PNG Prime Minister, James Marape, reportedly ended negotiations with Exxon on the P’nyang field, claiming that the energy giant would not budge on a proposed deal that was “out of the money”.

Marape said in a Facebook post: “I am sorry but if you show little respect to our motive to gain extra for the country, you will lose my support.”

According to Reuters, Oil Search Ltd – one of Exxon’s partners in the PNG project – said that the terms the government wanted would make the project unprofitable.

In a statement, Oil Search said: “Under the terms proposed by the State, the joint venture partners were unable to obtain a return on their investment that made the project investable and bankable.”

Reuters reports that the P’nyang agreement was one of two key agreements necessary for Exxon and its partners to proceed with the US$13 billion plan to double LNG exports from the country. The other agreement – the Papua LNG pact – has already been finalised, having been sealed with Total SA in September last year.

According to Reuters, a source close to the negotiations said that the government wants terms that would give it more than the 45 – 50% take that PNG is set to reap on the returns from the Papua LNG project, and significantly higher than the terms negotiated with Exxon in 2008 for the PNG LNG project.

P’nyang and Total’s Papua LNG project were designed to feed three new LNG trains at Exxon’s PNG LNG facility. The two projects were set to share infrastructure in order to save US$2 billion – US$3 billion on construction expenditure.
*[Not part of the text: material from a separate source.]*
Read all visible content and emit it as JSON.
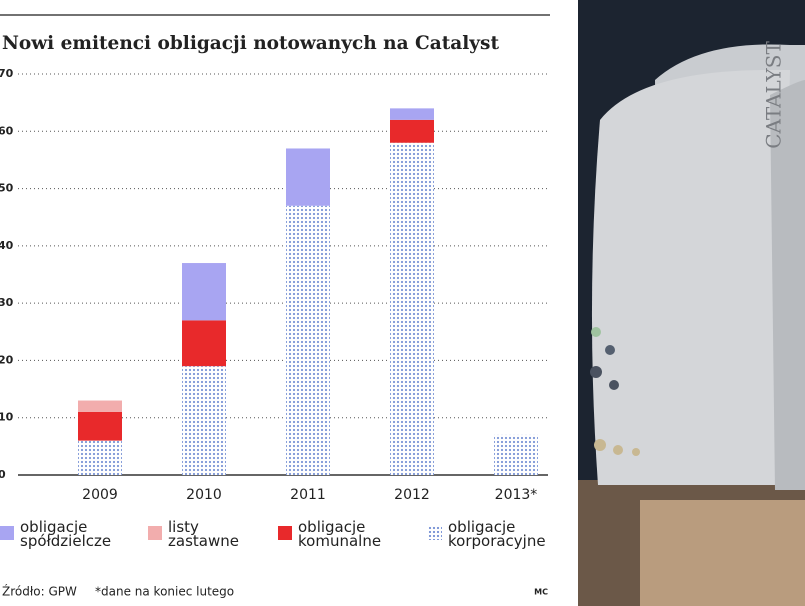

According to Reuters, Oil Search has announced that it will now focus on the Papua LNG project, which will feed two new trains, adding 5.5 million tpy to the plant’s 8 million tpy capacity. The company went on to say that the joint venture partners are set to meet “in the short term” to plan the next steps.

According to analysts at Bank of America, separating the projects would reduce the cost savings by approximately one-third, and delay first production from the Papua LNG project by a period of 18 months (to 2026).

Andy Forster, senior investment officer at Argo Investments, which owns Oil Search shares, said: “The two projects are rather entwined. There’s a bit of uncertainty now. Everything’s going to be delayed for quite a period of time.”

Exxon, however, is still hopeful that talks with the PNG government could be picked back up in future, but has numerous other projects it could proceed with elsewhere, so is in no immediate rush to do so.

Speaking analysts, Darren Woods, Exxon Chief Executive, said: “But I also think we’ve got some time given all the other opportunities in front of us and, frankly, given where we’re at today in the supply-demand balance of LNG.”